Although heavy deployment of police was visible in the towns and two Muslim youth were arrested, the fact remains that life is precarious for the members of Hindu community in India’s Islamic neighbor. Minorities are a soft target for fanatics owing to the draconian Islamic law of blasphemy which mandates strictest punishment, including death penalty, against anyone who says anything against majority religion. Pakistan, along with a number of other Islamic nations, have the worst human rights record as well as low level of tolerance for those who are not part of the majority.

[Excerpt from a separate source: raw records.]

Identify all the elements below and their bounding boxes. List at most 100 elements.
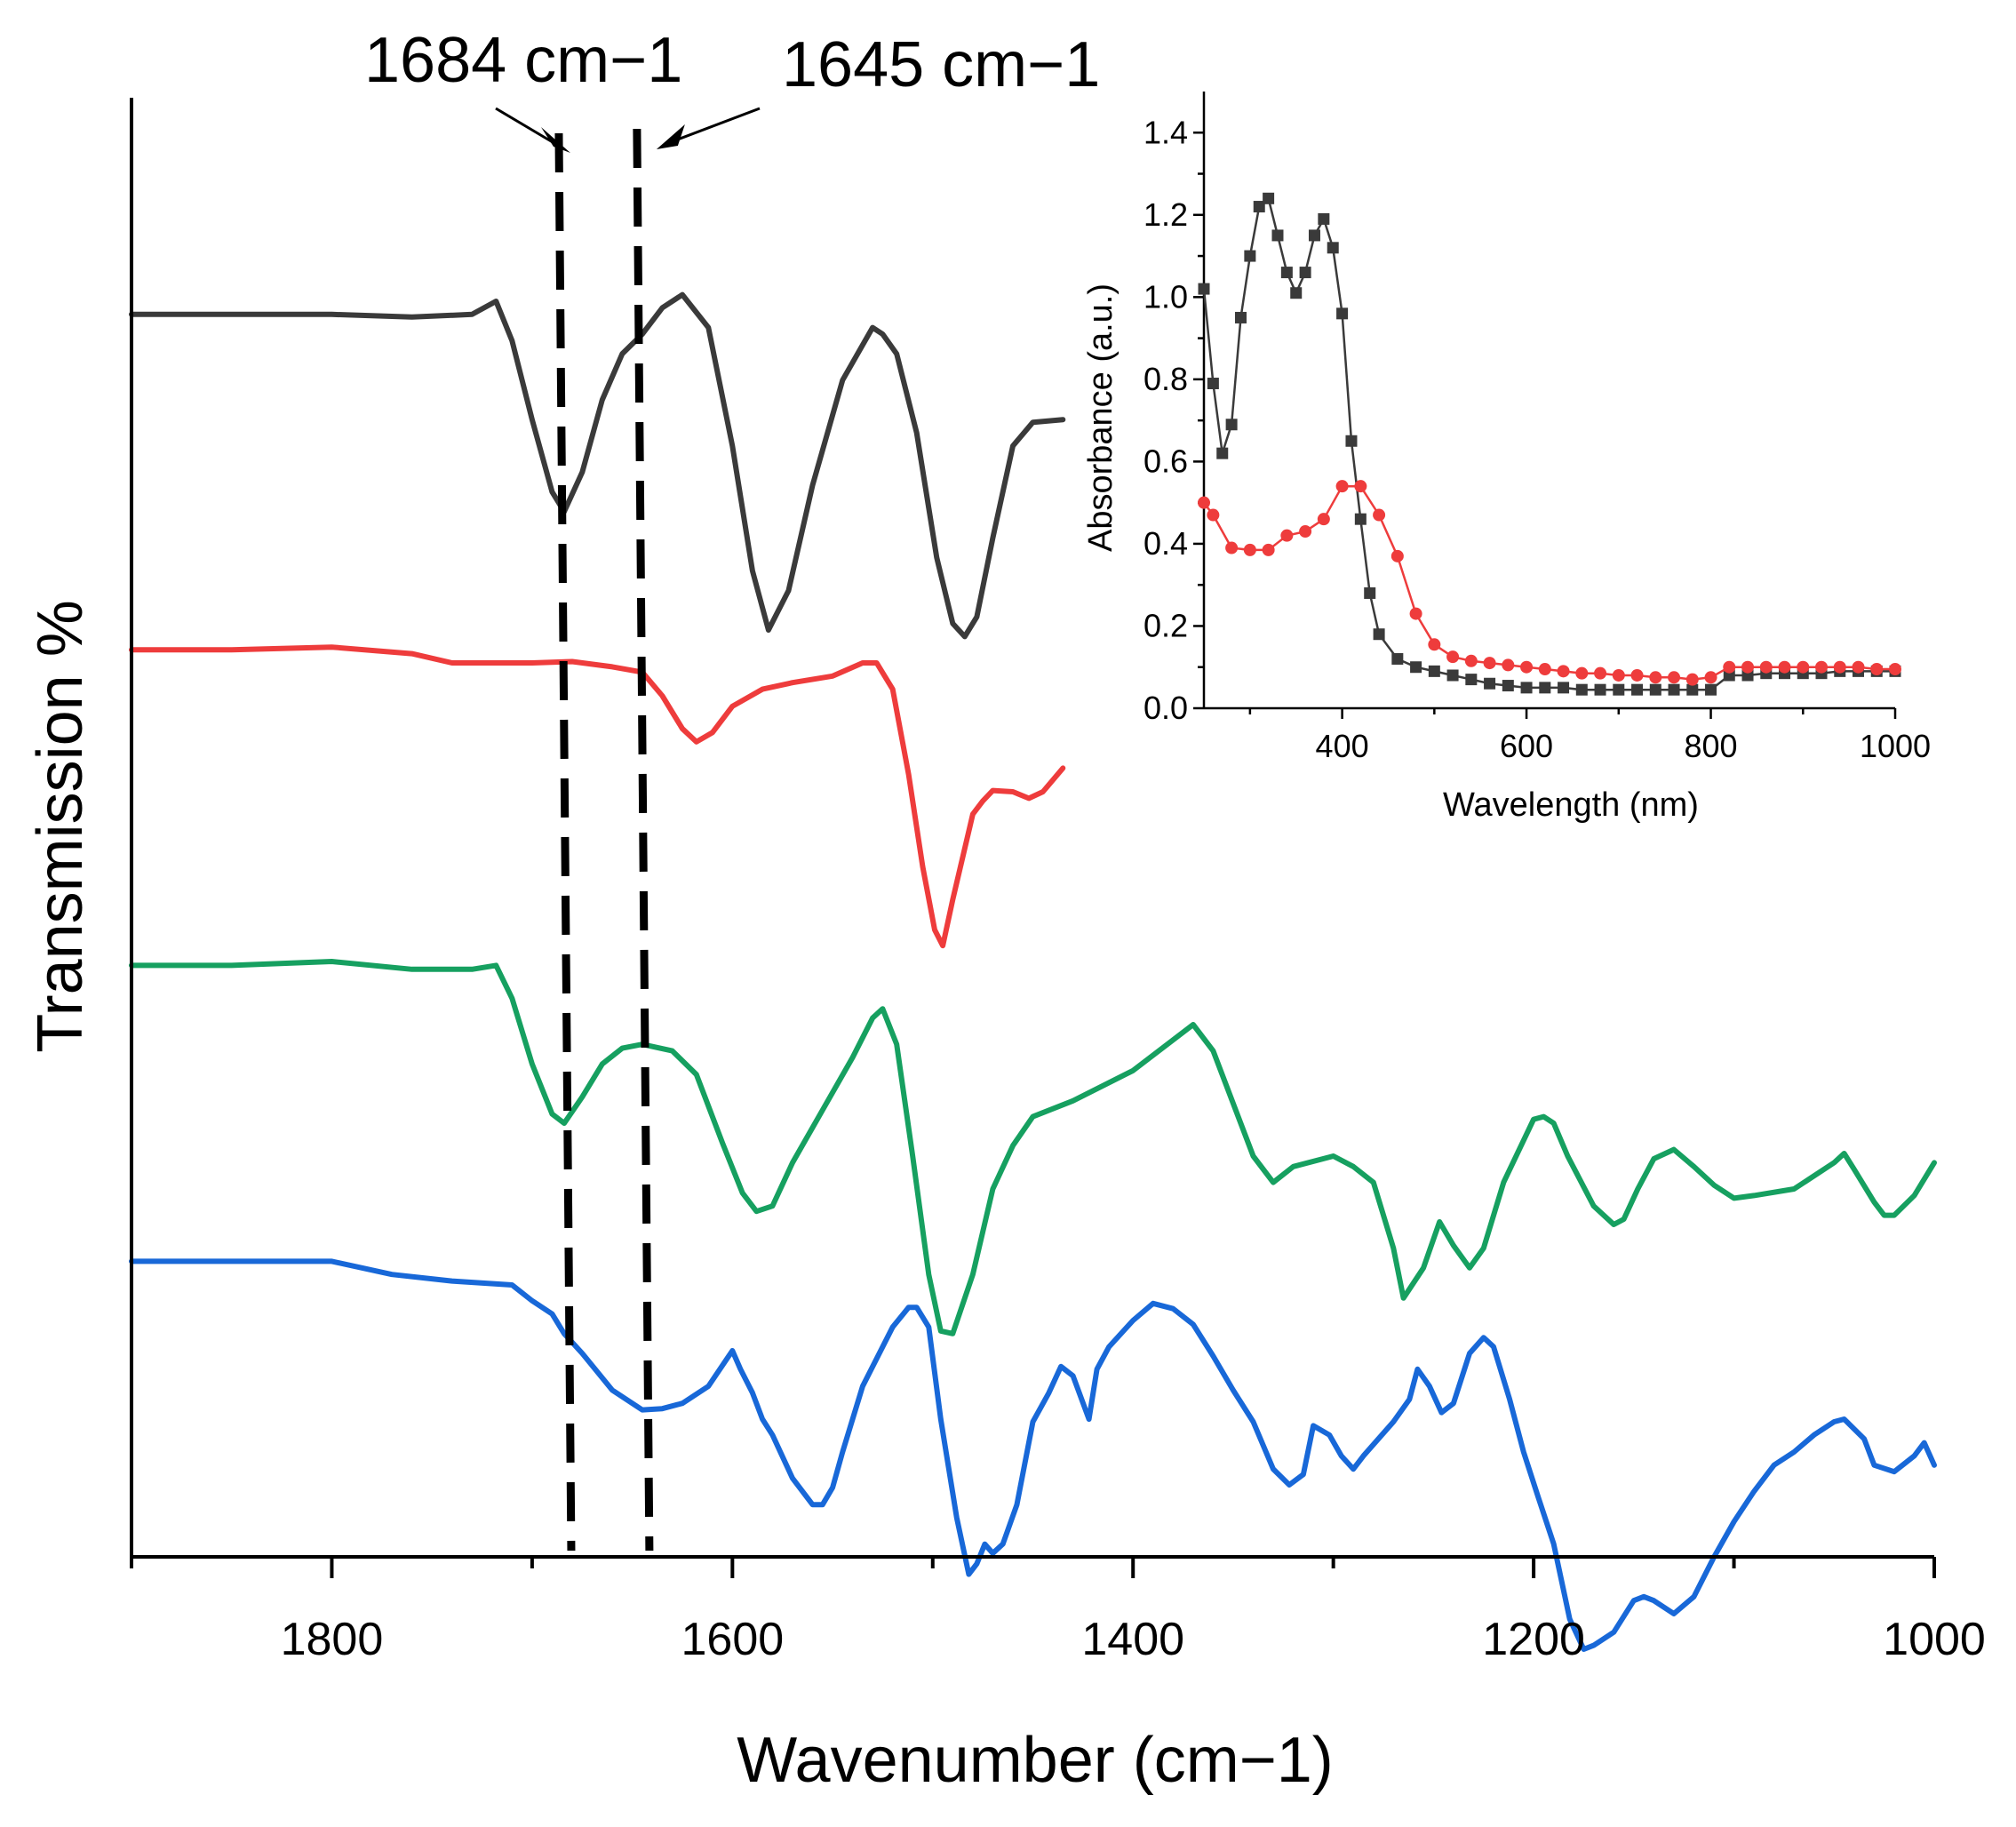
uv-y-tick-label: 0.8 [1143,361,1188,397]
uv-marker-square [1649,683,1661,696]
uv-marker-circle [1243,543,1256,556]
uv-marker-circle [1870,663,1884,676]
dashed-line-1645 [633,128,654,1552]
annotation-arrowhead-1684 [540,127,570,153]
uv-marker-circle [1354,480,1367,493]
uv-marker-circle [1464,654,1478,667]
uv-marker-square [1539,682,1551,694]
uv-marker-square [1271,229,1284,242]
ir-x-tick-label: 1600 [681,1614,784,1665]
uv-marker-square [1345,435,1358,447]
uv-marker-square [1558,682,1570,694]
uv-marker-square [1354,513,1367,525]
uv-marker-circle [1741,660,1755,674]
uv-y-tick-label: 1.4 [1143,114,1188,150]
uv-series-group [1198,192,1901,696]
uv-marker-circle [1280,529,1294,542]
uv-marker-square [1234,311,1247,323]
uv-marker-circle [1778,660,1791,674]
uv-marker-circle [1685,673,1699,686]
annotation-arrowhead-1645 [656,124,685,149]
annotation-label-1684: 1684 cm−1 [364,25,682,96]
uv-marker-circle [1668,671,1681,684]
uv-marker-square [1446,669,1459,682]
uv-marker-circle [1557,665,1570,678]
uv-marker-circle [1833,660,1846,674]
uv-y-tick-label: 0.6 [1143,443,1188,479]
uv-marker-square [1502,680,1514,692]
uv-marker-circle [1612,668,1625,682]
uv-marker-circle [1759,660,1773,674]
uv-marker-square [1668,683,1680,696]
uv-marker-square [1280,267,1293,279]
uv-inset-chart: 400 600 800 1000 0.0 0.2 0.4 0.6 0.8 1.0 1.2 1.4 Wa… [1082,71,1972,835]
annotation-arrow-1684 [495,107,554,144]
annotation-label-1645: 1645 cm−1 [782,29,1100,100]
uv-marker-circle [1502,658,1515,672]
uv-marker-square [1299,267,1311,279]
uv-marker-square [1244,250,1256,262]
uv-x-axis-label: Wavelength (nm) [1443,786,1699,824]
uv-y-tick-label: 0.0 [1143,690,1188,726]
uv-marker-square [1465,674,1478,686]
uv-marker-circle [1704,671,1717,684]
uv-x-tick-label: 400 [1316,728,1369,764]
uv-y-tick-label: 1.2 [1143,196,1188,233]
ir-x-tick-label: 1200 [1482,1614,1585,1665]
ir-x-axis-label: Wavenumber (cm−1) [737,1725,1334,1796]
uv-marker-square [1410,661,1422,674]
ir-x-tick-label: 1400 [1081,1614,1184,1665]
uv-marker-circle [1575,666,1589,680]
ir-series-blue [129,1258,1937,1652]
uv-marker-square [1216,447,1229,459]
uv-marker-square [1263,192,1275,204]
uv-marker-square [1520,682,1533,694]
uv-marker-circle [1207,508,1220,522]
uv-marker-square [1373,628,1385,641]
uv-marker-square [1575,683,1588,696]
ir-x-tick-label: 1000 [1883,1614,1986,1665]
uv-marker-square [1613,683,1625,696]
uv-marker-circle [1446,650,1460,664]
uv-marker-circle [1797,660,1810,674]
uv-marker-circle [1520,660,1534,674]
uv-axes-group: 400 600 800 1000 0.0 0.2 0.4 0.6 0.8 1.0 1.2 1.4 [1143,92,1931,764]
uv-marker-circle [1483,657,1496,670]
uv-marker-circle [1538,663,1551,676]
uv-marker-circle [1649,671,1662,684]
uv-marker-circle [1299,525,1312,539]
uv-marker-circle [1815,660,1829,674]
uv-marker-circle [1889,663,1901,676]
ir-axes-group: 1800 1600 1400 1200 1000 [130,98,1986,1665]
uv-y-tick-label: 1.0 [1143,278,1188,315]
uv-marker-square [1290,287,1303,299]
uv-marker-square [1705,683,1717,696]
uv-marker-square [1631,683,1644,696]
uv-marker-square [1484,677,1496,690]
uv-marker-square [1364,586,1376,599]
uv-marker-circle [1630,668,1644,682]
ir-chart: 1800 1600 1400 1200 1000 1684 cm−1 1645 cm−1 … [25,25,1986,1796]
uv-marker-circle [1428,638,1441,651]
uv-y-tick-label: 0.4 [1143,525,1188,562]
uv-marker-square [1686,683,1699,696]
uv-y-tick-label: 0.2 [1143,607,1188,643]
uv-marker-square [1336,307,1349,320]
uv-marker-square [1198,283,1210,295]
uv-marker-square [1594,683,1606,696]
uv-y-axis-label: Absorbance (a.u.) [1082,283,1120,552]
uv-marker-square [1225,419,1238,431]
ir-annotations-group: 1684 cm−1 1645 cm−1 [364,25,1100,1552]
uv-marker-square [1428,665,1440,677]
uv-marker-square [1318,212,1330,225]
uv-marker-circle [1198,496,1210,509]
uv-x-tick-label: 1000 [1860,728,1931,764]
uv-marker-square [1308,229,1320,242]
uv-marker-circle [1373,508,1386,522]
ir-series-group [129,291,1937,1652]
uv-marker-circle [1409,607,1422,620]
uv-marker-square [1391,652,1404,665]
uv-marker-circle [1852,660,1865,674]
ir-series-red [129,644,1066,949]
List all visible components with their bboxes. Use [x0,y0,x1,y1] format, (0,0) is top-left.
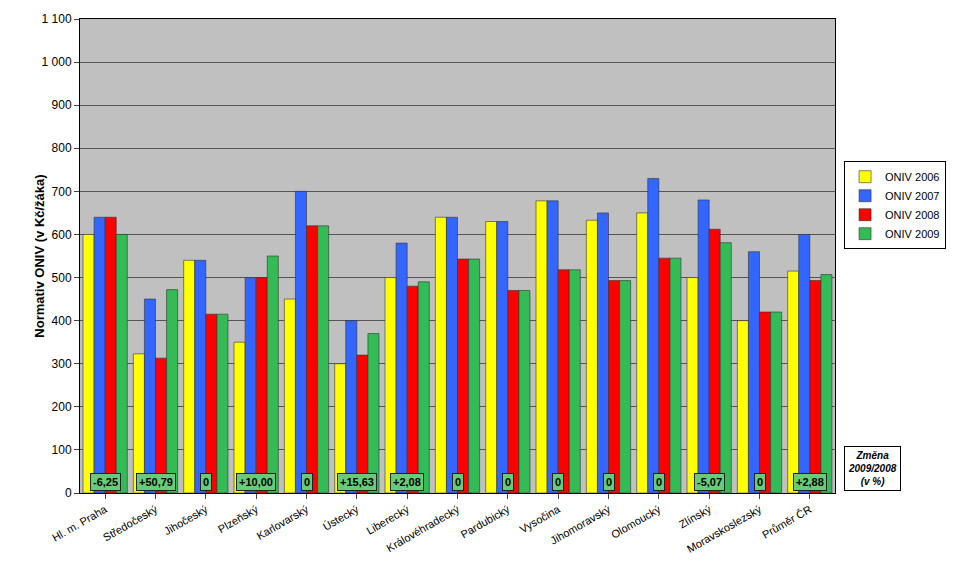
svg-text:200: 200 [52,400,72,414]
svg-text:Ústecký: Ústecký [321,503,361,533]
svg-text:700: 700 [52,185,72,199]
svg-text:Olomoucký: Olomoucký [609,503,663,541]
svg-text:Jihomoravský: Jihomoravský [548,503,613,547]
svg-text:400: 400 [52,314,72,328]
svg-text:+10,00: +10,00 [239,476,273,488]
svg-text:Změna2009/2008(v %): Změna2009/2008(v %) [848,450,897,487]
svg-text:-5,07: -5,07 [697,476,722,488]
svg-text:1 100: 1 100 [42,12,72,26]
svg-text:600: 600 [52,228,72,242]
svg-text:+2,08: +2,08 [393,476,421,488]
svg-text:ONIV 2007: ONIV 2007 [885,190,939,202]
svg-text:ONIV 2006: ONIV 2006 [885,171,939,183]
svg-text:+50,79: +50,79 [139,476,173,488]
svg-text:Zlínský: Zlínský [677,503,714,531]
svg-text:Karlovarský: Karlovarský [254,503,310,542]
svg-text:+15,63: +15,63 [340,476,374,488]
svg-text:Normativ ONIV (v Kč/žáka): Normativ ONIV (v Kč/žáka) [32,174,47,337]
svg-text:ONIV 2008: ONIV 2008 [885,209,939,221]
svg-text:Středočeský: Středočeský [101,503,160,544]
svg-text:Jihočeský: Jihočeský [162,503,210,538]
svg-text:Vysočina: Vysočina [518,502,563,535]
svg-text:100: 100 [52,443,72,457]
svg-text:0: 0 [656,476,662,488]
svg-text:Plzeňský: Plzeňský [216,503,261,536]
svg-text:Průměr ČR: Průměr ČR [760,503,814,541]
svg-text:Liberecký: Liberecký [364,503,411,537]
svg-text:300: 300 [52,357,72,371]
svg-text:900: 900 [52,98,72,112]
svg-text:1 000: 1 000 [42,55,72,69]
svg-text:Královéhradecký: Královéhradecký [384,503,461,555]
svg-text:0: 0 [505,476,511,488]
svg-text:Hl. m. Praha: Hl. m. Praha [50,502,110,543]
svg-text:0: 0 [455,476,461,488]
svg-text:+2,88: +2,88 [796,476,824,488]
svg-text:0: 0 [203,476,209,488]
svg-text:0: 0 [606,476,612,488]
svg-text:800: 800 [52,141,72,155]
svg-text:0: 0 [555,476,561,488]
svg-text:Pardubický: Pardubický [458,503,512,541]
svg-text:Moravskoslezský: Moravskoslezský [685,503,764,556]
svg-text:ONIV 2009: ONIV 2009 [885,228,939,240]
svg-text:-6,25: -6,25 [93,476,118,488]
svg-text:0: 0 [757,476,763,488]
svg-text:500: 500 [52,271,72,285]
svg-text:0: 0 [65,486,72,500]
svg-text:0: 0 [304,476,310,488]
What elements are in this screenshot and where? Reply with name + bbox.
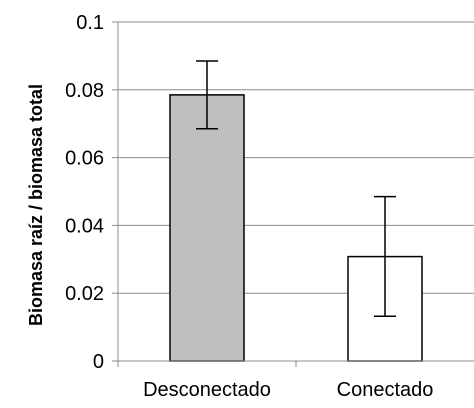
y-tick-label: 0.04 [65,215,104,237]
error-bars [196,60,396,318]
y-tick-label: 0 [93,351,104,373]
y-tick-label: 0.08 [65,80,104,102]
x-axis-category-labels: Desconectado Conectado [143,379,433,401]
bar [169,94,245,362]
y-axis-title: Biomasa raíz / biomasa total [26,84,46,326]
y-tick-label: 0.1 [76,12,104,34]
x-category-label: Desconectado [143,379,271,401]
axes [112,21,474,367]
y-tick-label: 0.02 [65,283,104,305]
y-tick-label: 0.06 [65,148,104,170]
x-category-label: Conectado [337,379,434,401]
y-axis-tick-labels: 0 0.02 0.04 0.06 0.08 0.1 [65,12,104,373]
bars [169,94,423,362]
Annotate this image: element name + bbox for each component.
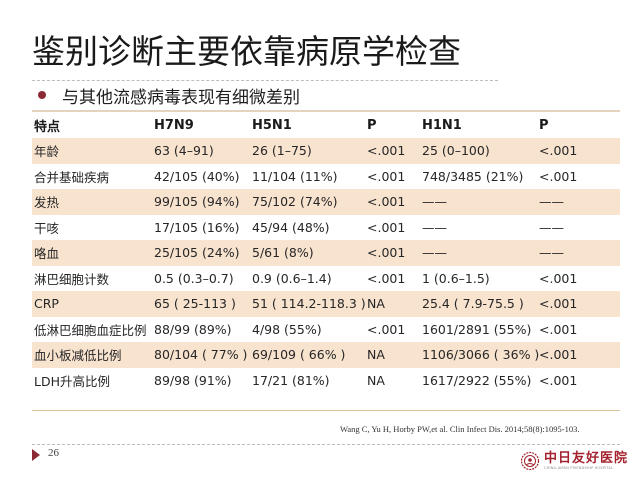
cell-feature: CRP	[32, 291, 152, 317]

Mr Zardari, akin to Indian politicians, is paying a lip-service to the concerns of Hindus in Pakistan, but his government, as did his predecessors’, has failed to recognize, let alone seriously address and tackle, the grave threat posed to minorities’ rights and existence byIslamic fanatics.
The irony of the situation is that Indian political parties – both Congress and BJP – have failed to take up the cause of Hindu minority in Pakistan. It’s a crying shame that Pakistani Hindus have no safety net to fall back on neither in Pakistan nor in India.